Na liście znajduje się ośmiu (!) zawodników czeskiej elity. Uvis Janis Balinskis (Liberec), Roberts Bukarts (Vitkovice), Karlis Cukste (Trinec), Ralfs Freibergs (Litvinov) odgrywają kluczowe role. Łotysze już grali z Kanadą na tych mistrzostwach. Na starcie przegrali 0:6. Ale teraz to inna historia. Choćby dlatego, że byli na fali. Przegrali dwa pierwsze mecze, ale potem odnieśli sześć zwycięstw z rzędu. Co jeszcze bardziej zszokowałoby hokejowy świat jak awans do finału?
 
„Nie będziemy pod taką samą presją jak Kanada. Będziemy po prostu grać w hokeja, włożymy w to serce” – mówił Locmelis. To właśnie on w 9 minucie otworzył wynik spotkania. Przytomnie zachował się pod bramką rywala i dobił odbity krążek do bramki. Kanadyjczycy również stworzyli wiele sytuacji, ale żadnej nie potrafili wykorzystać. Po stracie gola bardzo nerwowo zachowywali się w ofensywie.
 
Druga tercja obfitowała w wykluczenia. Co rusz, któryś z graczy przebywał na ławce kar, ale w końcu doczekaliśmy się bramek.  W 36 minucie Blais wyrównał, posyłając krążek do siatki bliżej lewego słupka. Chwilę później Łotysze zdołali odwrócić szalę na swoją stronę. Balcers niczym w masło wszedł między obrońców, oddał strzał, który wpadł w przeciwległy górny róg bramki Montembeaulta.
 
W 45 sekundzie trzeciej części „Klonowe Liście” wyrównały. Quinn uderzył zza linii bramki na krótki słupek, krążek odbił się od maski Silovsa i wylądował w siatce.  W 49 minucie Kanadyjczycy objęli prowadzenie. Fantilli ulokował krążek w bramce nad łapaczką golkipera.  43 sekundy przed końcem  Laughton ustalił wynik spotkania strzałem do pustej bramki.
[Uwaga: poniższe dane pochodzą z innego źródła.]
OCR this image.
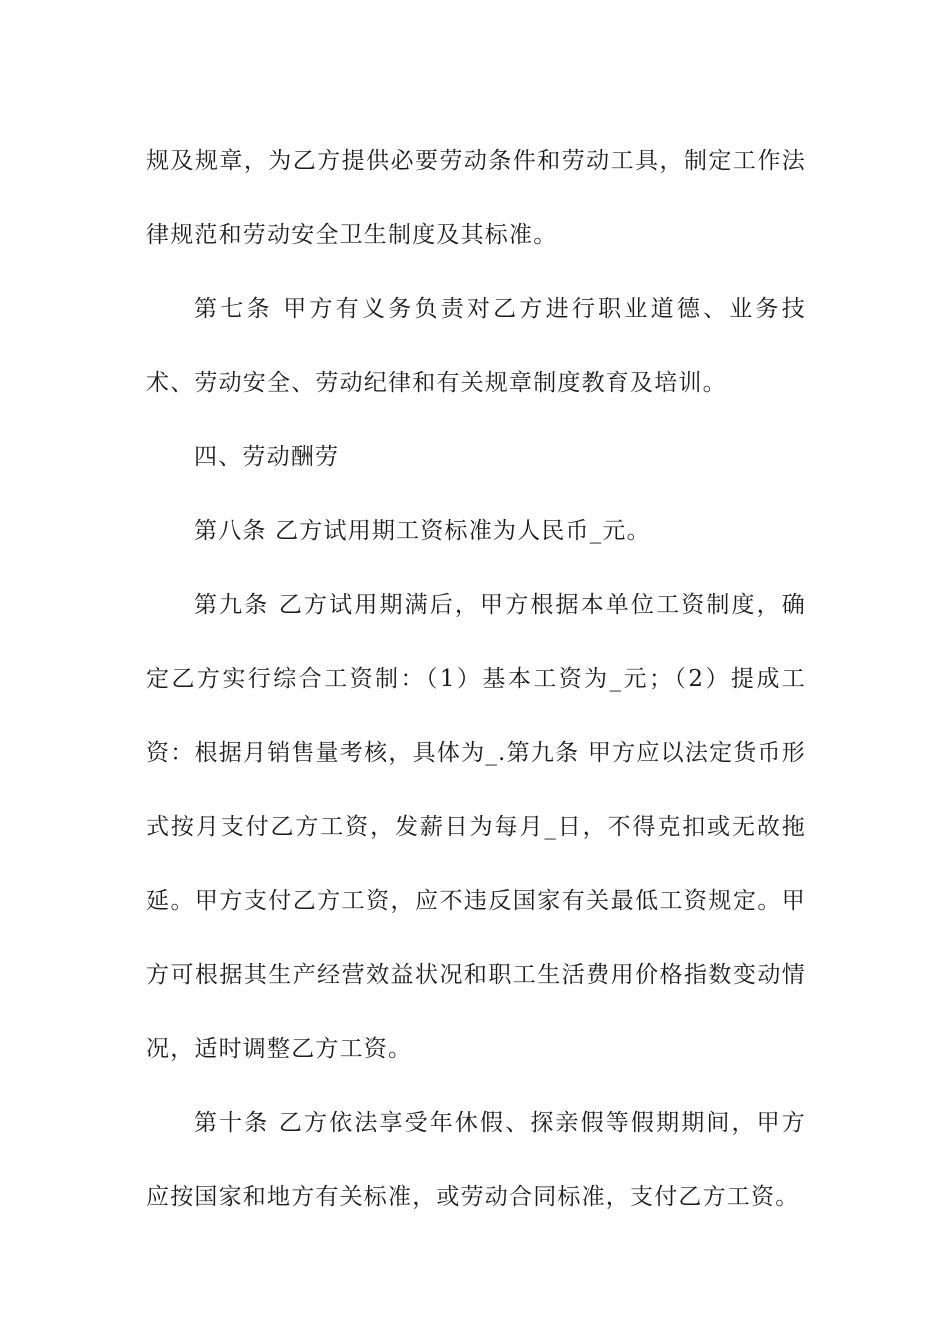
规及规章，为乙方提供必要劳动条件和劳动工具，制定工作法律规范和劳动安全卫生制度及其标准。

第七条 甲方有义务负责对乙方进行职业道德、业务技术、劳动安全、劳动纪律和有关规章制度教育及培训。

四、劳动酬劳

第八条 乙方试用期工资标准为人民币_元。

第九条 乙方试用期满后，甲方根据本单位工资制度，确定乙方实行综合工资制：（1）基本工资为_元；（2）提成工资：根据月销售量考核，具体为_.第九条 甲方应以法定货币形式按月支付乙方工资，发薪日为每月_日，不得克扣或无故拖延。甲方支付乙方工资，应不违反国家有关最低工资规定。甲方可根据其生产经营效益状况和职工生活费用价格指数变动情况，适时调整乙方工资。

第十条 乙方依法享受年休假、探亲假等假期期间，甲方应按国家和地方有关标准，或劳动合同标准，支付乙方工资。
Faworyt nie miał jednak łatwej drogi do sukcesu, dwukrotnie musiał gonić wynik. Po tym, jak Fantili po raz pierwszy w trzeciej tercji wyprowadził Kanadę na prowadzenie, jego drużyna nie pozwoliła sobie odebrać awansu do finału.
 
Kanada – Łotwa 4:2 (0:1, 1:1, 3:0 )
0:1 Locmelis – Ri. Bukarts – Zile (8:18)
1:1 Blais – Krebs – Middleton (35:32)
1:2 Balcers  (36:38)
2:2 Quinn – Crouse – Laughton (40:45)
3:2 Fantilli – Lucic – Barron (48:56)
4:2 Laughton (59:17 do pustej bramki)
Kanada: Montembeault – Middleton, Weegar, Lucic, Glass, Fantilli – Hunt, Barron, Crouse, Laughton, Quinn – Joseph, Myers, Neighbours, Krebs, Blais - McBain, Carcone, Toffoli. Trener Andre Tourigny.
Łotwa: Silovs – Zile, Balinskis, Balcers, Abols, Daugavins – Jaks, Rubins, Ro. Burkarts, Batna, Dzierkals – Freibergs, Cukste, Locmelis,  Ri. Burkarts, Indrasis - Cibulskis, Kenind, Andersons, Smirnovs, Krastenbergs. Trener Harijs Vitolins.